Why is it said that too much need can ruin a relationship-



It’s normal to expose a sense of need when chasing a girl. Just because you like someone, you will have this different kind of affection for her. But having too strong a sense of need will only reduce your attractiveness, make the other person feel pressured, and ruin the relationship you have worked so hard to build.

Give a specific example.

For example, when a boy says to a girl, "I like you, please be my girlfriend":

The boy will think that he is just "expressing his love" to the other person. ", and girls will understand it as "he needs me."

It is evolutionary psychology and differences in growth trajectories that lead to this misunderstanding, making girls have a higher awareness of self-protection than boys.

Therefore, the "sense of need" is destined to become a stumbling block in your pursuit.

A man who has needs is called "responsive to every request" and will be manipulated by girls in every aspect of his relationship.

Men who have no needs, "have no desires but are strong", and are invincible in the process of chasing girls.

In short, if we express a strong sense of need from the beginning, girls will be wary of us due to various concerns.

All your actions will appear to her to be "purposeful", and the relationship between the two will stagnate. Chasing girls with too much need will almost never bring good results.

Now let’s talk about how the sense of need leads to these bad results. I hope you can be inspired by it.

1. Easy to misunderstand

An excessive sense of need will lead us to misjudge the relationship.

For example, under normal circumstances, if an ordinary girl asks you for help or takes the initiative to chat, you won’t think much about it.

But if this girl is replaced by a girl you like, you will most likely mistakenly think that she also has a crush on you.

If you don’t believe me, you can substitute it. Think about the person you like the most. Does she feel related to you even if she posts in Moments?

When a misunderstanding occurs, it is natural for you to go and confess your feelings to the girl. But she may not be ready for this relationship.

If you are lucky, she will also have a good impression of you and agree to try dating for a while; but in most cases, you will not get the desired results.

2. Easily moved by ourselves

The strong sense of need drives us to do a lot of meaningless things. It is easy to fall into self-impression when things happen.

There is a very vivid metaphor: a girl likes apples, but she doesn’t tell you, but you guess that she will like bananas, so you give them to her.A cart of bananas.

Then I thought, "I've done this to you. If it were 'I chase myself' and chased you back and forth several times, why are you still indifferent?"

This is it. In psychology, if you pay too much attention to your own feelings, you will ignore the feelings of the other person.

We are blinded by our own sense of need and fail to take care of the other person’s real needs.
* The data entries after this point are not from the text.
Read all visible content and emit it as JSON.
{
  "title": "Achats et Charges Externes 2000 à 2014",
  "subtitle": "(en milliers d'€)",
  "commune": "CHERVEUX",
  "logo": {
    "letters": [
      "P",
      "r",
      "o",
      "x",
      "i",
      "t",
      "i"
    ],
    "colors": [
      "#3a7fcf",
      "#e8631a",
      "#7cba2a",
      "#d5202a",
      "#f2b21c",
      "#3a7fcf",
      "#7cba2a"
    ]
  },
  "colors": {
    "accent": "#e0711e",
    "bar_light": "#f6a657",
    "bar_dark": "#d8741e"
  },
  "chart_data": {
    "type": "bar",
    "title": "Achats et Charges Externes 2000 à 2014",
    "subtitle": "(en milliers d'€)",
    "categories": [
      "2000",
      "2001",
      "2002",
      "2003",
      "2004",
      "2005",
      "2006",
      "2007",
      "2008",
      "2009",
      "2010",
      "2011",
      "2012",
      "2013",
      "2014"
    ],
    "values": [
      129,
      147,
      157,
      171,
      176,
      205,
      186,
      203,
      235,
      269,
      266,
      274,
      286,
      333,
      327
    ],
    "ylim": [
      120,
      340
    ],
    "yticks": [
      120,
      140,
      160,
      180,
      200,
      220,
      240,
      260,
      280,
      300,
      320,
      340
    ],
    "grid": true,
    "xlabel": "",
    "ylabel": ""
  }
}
What's more, "people's joys and sorrows are not the same". The rain in your heart pours down, but it can't get her hair wet in the end.

3. Easily get confused

An excessive sense of need will make you lose patience. Eager to prove himself to girls, he makes mistakes at critical moments.

For example, when chatting with girls, the topic "What kind of boys do you like" comes up.

Some girls will say, "I like tall boys" or "I like boys who are nice to me."

At this time, as someone who likes her, you must not be able to help but take the right position.

Say things like "I'm not short either", "Am I not good to you", "What do you think of me?"

We "pretend to be confused" and leave the decision-making power of the relationship to the other party. As mentioned before, even if it succeeds, it is a small probability event.

In fact, the promotion of a relationship is "only when things come naturally". The person who takes the initiative to break the window in the relationship is tantamount to giving the other party a chance to refuse.

Boys excessively pursue the ritual sense of "establishing a relationship", which in many cases becomes the biggest obstacle for two people to be together.